В кабинке тесно и пахнет свечами. Бархат тяжело обволакивает стены, глуша голос; сквозь окошечко в пологе мне видна часть лба отца Данжана.

- Говорите, сын мой. Мы одни, и только господь и я, его слуга, слышим вас в эту минуту.

- Я впервые в храме - не только в вашем. Как начать и о чем рассказывать?… Все, что я помню и знаю, это слова к окончанию службы: “Идите с миром! Месса окончена’”

Молчание. Слышу неразборчивый шепот из соседней кабинки - там исповедуется вдова. Отец Данжан - если это он? - слишком медлит с ответом.

- Это так. Идите с миром!



- Где Жоликер?

Шепот по соседству смолкает. Шорохи - и тишина.

- Где Жоликер? - повторяю я. - У меня мало времени - несколько часов. Говорите же! Почему он замолчал в мае?

- Он арестован.

Так… Мне душно, и я расстегиваю пуговицу у воротника.

- Это случилось в мае?

- Да, в ночь с восьмого на девятое.

- Кто арестовал его?

- Немцы.

- За что?

- Выяснить не удалось.

Прощай, Жоликер! Прощай, товарищ! Из гестапо не возвращаются. Как оно добралось до тебя? С помощью техники или предательства?… Вряд ли Данжан поможет мне разобраться и установить причины. Он только участник Сопротивления, честный француз, но не специалист по контрразведке. Жоликер для него был, есть и будет Анри Жоликером, хозяином маленькой велосипедной мастерской, приехавшим в город после оккупации и едва вошедшим в контакт с франтирерами и мак eq o (и;ґ). Его арест - рядовая потеря для организации Сопротивления, а для меня - тяжелый удар…

- После Жоликера что-нибудь осталось?

- Ничего!

- Вы не доверяете мне?

- Я же говорю с вами…

- Это не ответ!

У Данжана новый приступ кашля. Он долго отхаркивается, и я чувствую, что у меня начинает першить в горле.

- Вы знаете больше меня, мосье. Даже то, что Жоликер замолчал. Не хочу быть бестактным и спрашивать вас, что это значит…

- Хорошо… Но он не мог ничего не оставить. Он ждал меня.

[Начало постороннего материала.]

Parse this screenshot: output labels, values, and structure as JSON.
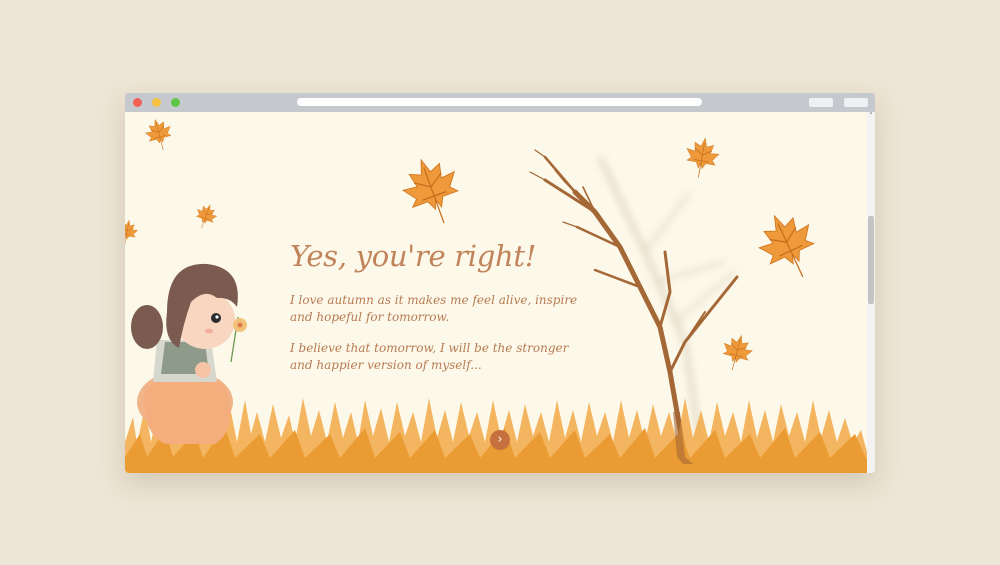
{
  "hero": {
    "heading": "Yes, you're right!",
    "paragraph_1": "I love autumn as it makes me feel alive, inspire and hopeful for tomorrow.",
    "paragraph_2": "I believe that tomorrow, I will be the stronger and happier version of myself..."
  },
  "navigation": {
    "next_icon": "chevron-right-icon",
    "next_glyph": "›"
  },
  "scrollbar": {
    "up_glyph": "˄"
  },
  "colors": {
    "page_background": "#fdf9ea",
    "outer_background": "#ede5d5",
    "heading": "#c1835a",
    "body_text": "#b87a52",
    "next_button": "#c5703e",
    "grass": "#f1a946",
    "leaf": "#ee9a3a"
  }
}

- Это так. В начале мая Анри пообещал принести чемоданчик.

- Где он?

- Не торопите меня, мосье!… Я говорю: обещал, но не сказал: принес. Мы должны были встретиться в воскресенье здесь, но не встретились.

- Еще один вопрос, и я ухожу. Можно побывать у хозяйки Жоликера? Она, вероятно, что-нибудь знает.

- Лучше идите прямо в гестапо.

Окошко в пологе закрыто. Ни звука. Данжан растворился, как дым церковных свечей. Тем лучше - нам больше незачем видеть лица друг друга. Отныне мы не встретимся - разве что на небесах, куда таким неверующим, как я, вход, по всей вероятности, закрыт.

8. 1 АВГУСТА 1942. МОНТРЕ

- Руки на затылок!… И не дергайся, пока не вывел меня из терпения!… Руки!

Немолодой французский полицейский подталкивает меня к стене.

- Стойте тут. И не шевелитесь!

- Позовите офицера…

- Лечу, мосье!

Адская боль в крестце и звезды перед глазами. Ноги подламываются в коленях. Сосед справа поддерживает меня плечом. Шепчет:

- Ради бога, прикусите язык!

- За что они нас?…

- Тише… Говорят, под мостом нашли немца. Убитого.

Полицейский, отошедший было к окну, возвращается и, на этот раз без предупреждения, бьет меня сапогом. Слышу свой крик и валюсь на соседа. На какое-то время возникает чувство покоя и умиротворенности, а потом снова боль и мерзкая вонь захоженного пола.